Nel 1992 ottenne il primo podio, in Messico, e la prima vittoria, in Belgio, su una delle piste che più apprezzava. Da lì cominciò la sua carriera, una delle più incredibili nella storia degli sport motoristici: nel 1994 vinse il primo titolo mondiale, che rivinse l’anno successivo. Nel 1996 accettò una delle sfide sportive più complicate della sua carriera passando alla Ferrari, che all’epoca veniva da uno dei periodi più difficili della sua storia: pur avendo a disposizione un motore molto potente, non aveva una macchina competitiva a causa di inefficienze sia meccaniche che aerodinamiche. Schumacher riuscì a vincere il primo titolo mondiale soltanto nel 2000, 21 anni dopo l’ultimo vinto dalla Ferrari, e da lì ne vinse altri quattro, tutti di fila. Poi, nel 2006 decise di ritirarsi dalle corse, anche se rimase alla Ferrari come consulente.
La monoposto di Schumacher al Gran Premio di Imola del 2001. (AP Photo/Ferrari)
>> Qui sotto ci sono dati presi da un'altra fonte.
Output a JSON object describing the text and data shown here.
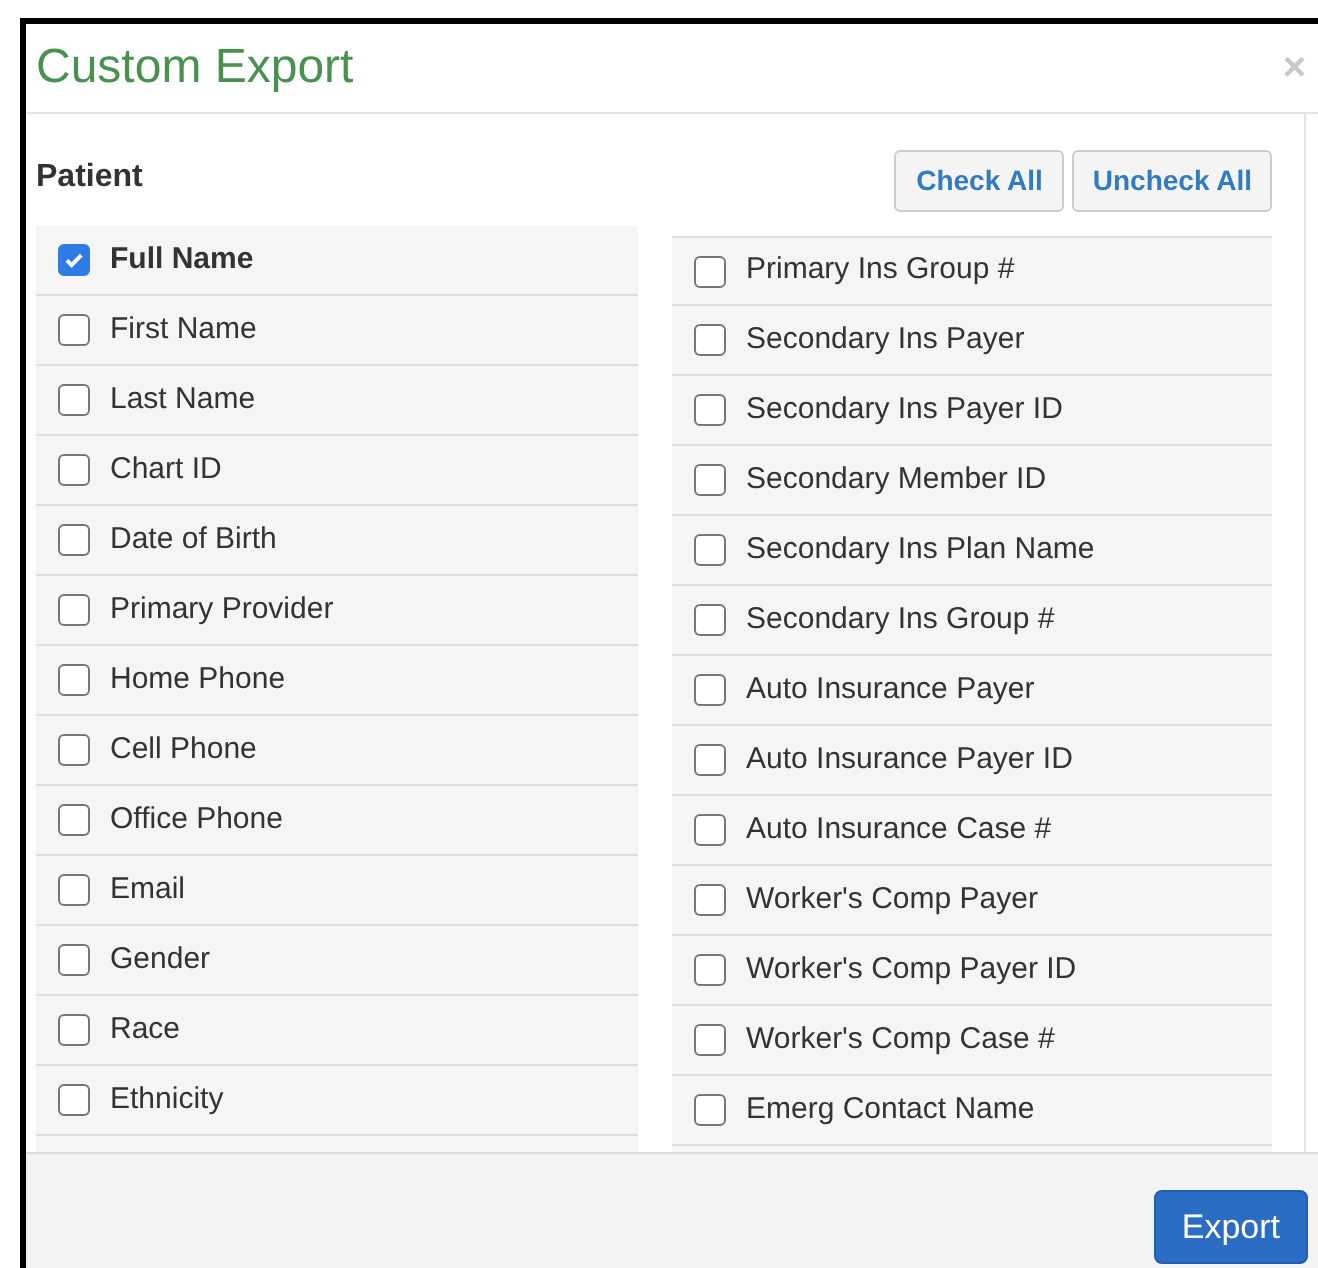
{
  "dialog": {
    "title": "Custom Export",
    "close": "×"
  },
  "section": {
    "title": "Patient"
  },
  "buttons": {
    "check_all": "Check All",
    "uncheck_all": "Uncheck All",
    "export": "Export"
  },
  "left_fields": [
    {
      "label": "Full Name",
      "checked": true
    },
    {
      "label": "First Name",
      "checked": false
    },
    {
      "label": "Last Name",
      "checked": false
    },
    {
      "label": "Chart ID",
      "checked": false
    },
    {
      "label": "Date of Birth",
      "checked": false
    },
    {
      "label": "Primary Provider",
      "checked": false
    },
    {
      "label": "Home Phone",
      "checked": false
    },
    {
      "label": "Cell Phone",
      "checked": false
    },
    {
      "label": "Office Phone",
      "checked": false
    },
    {
      "label": "Email",
      "checked": false
    },
    {
      "label": "Gender",
      "checked": false
    },
    {
      "label": "Race",
      "checked": false
    },
    {
      "label": "Ethnicity",
      "checked": false
    }
  ],
  "right_fields": [
    {
      "label": "Primary Ins Group #",
      "checked": false
    },
    {
      "label": "Secondary Ins Payer",
      "checked": false
    },
    {
      "label": "Secondary Ins Payer ID",
      "checked": false
    },
    {
      "label": "Secondary Member ID",
      "checked": false
    },
    {
      "label": "Secondary Ins Plan Name",
      "checked": false
    },
    {
      "label": "Secondary Ins Group #",
      "checked": false
    },
    {
      "label": "Auto Insurance Payer",
      "checked": false
    },
    {
      "label": "Auto Insurance Payer ID",
      "checked": false
    },
    {
      "label": "Auto Insurance Case #",
      "checked": false
    },
    {
      "label": "Worker's Comp Payer",
      "checked": false
    },
    {
      "label": "Worker's Comp Payer ID",
      "checked": false
    },
    {
      "label": "Worker's Comp Case #",
      "checked": false
    },
    {
      "label": "Emerg Contact Name",
      "checked": false
    }
  ]
}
Qualche anno dopo accettò un’offerta per tornare a correre, a lui proposta da Ross Brawn, che aveva lavorato con Schumacher da direttore tecnico sia in Benetton che in Ferrari, e all’epoca lavorava con la Mercedes, tornata in Formula 1 dopo più di cinquant’anni. Fu di nuovo un pilota di Formula 1 dal 2010 al 2012, compagno di squadra del tedesco Nico Rosberg, ma i suoi risultati furono altalenanti e in alcuni casi deludenti, anche a causa di una concorrenza più giovane e agguerrita. Tuttavia, dopo il suo ritiro definitivo, la sua influenza sullo sviluppo delle macchine della Mercedes – che avrebbe poi vinto otto titoli mondiali consecutivi tra il 2014 e il 2021 – fu considerata preziosissima dallo stesso Brawn e da altri addetti ai lavori.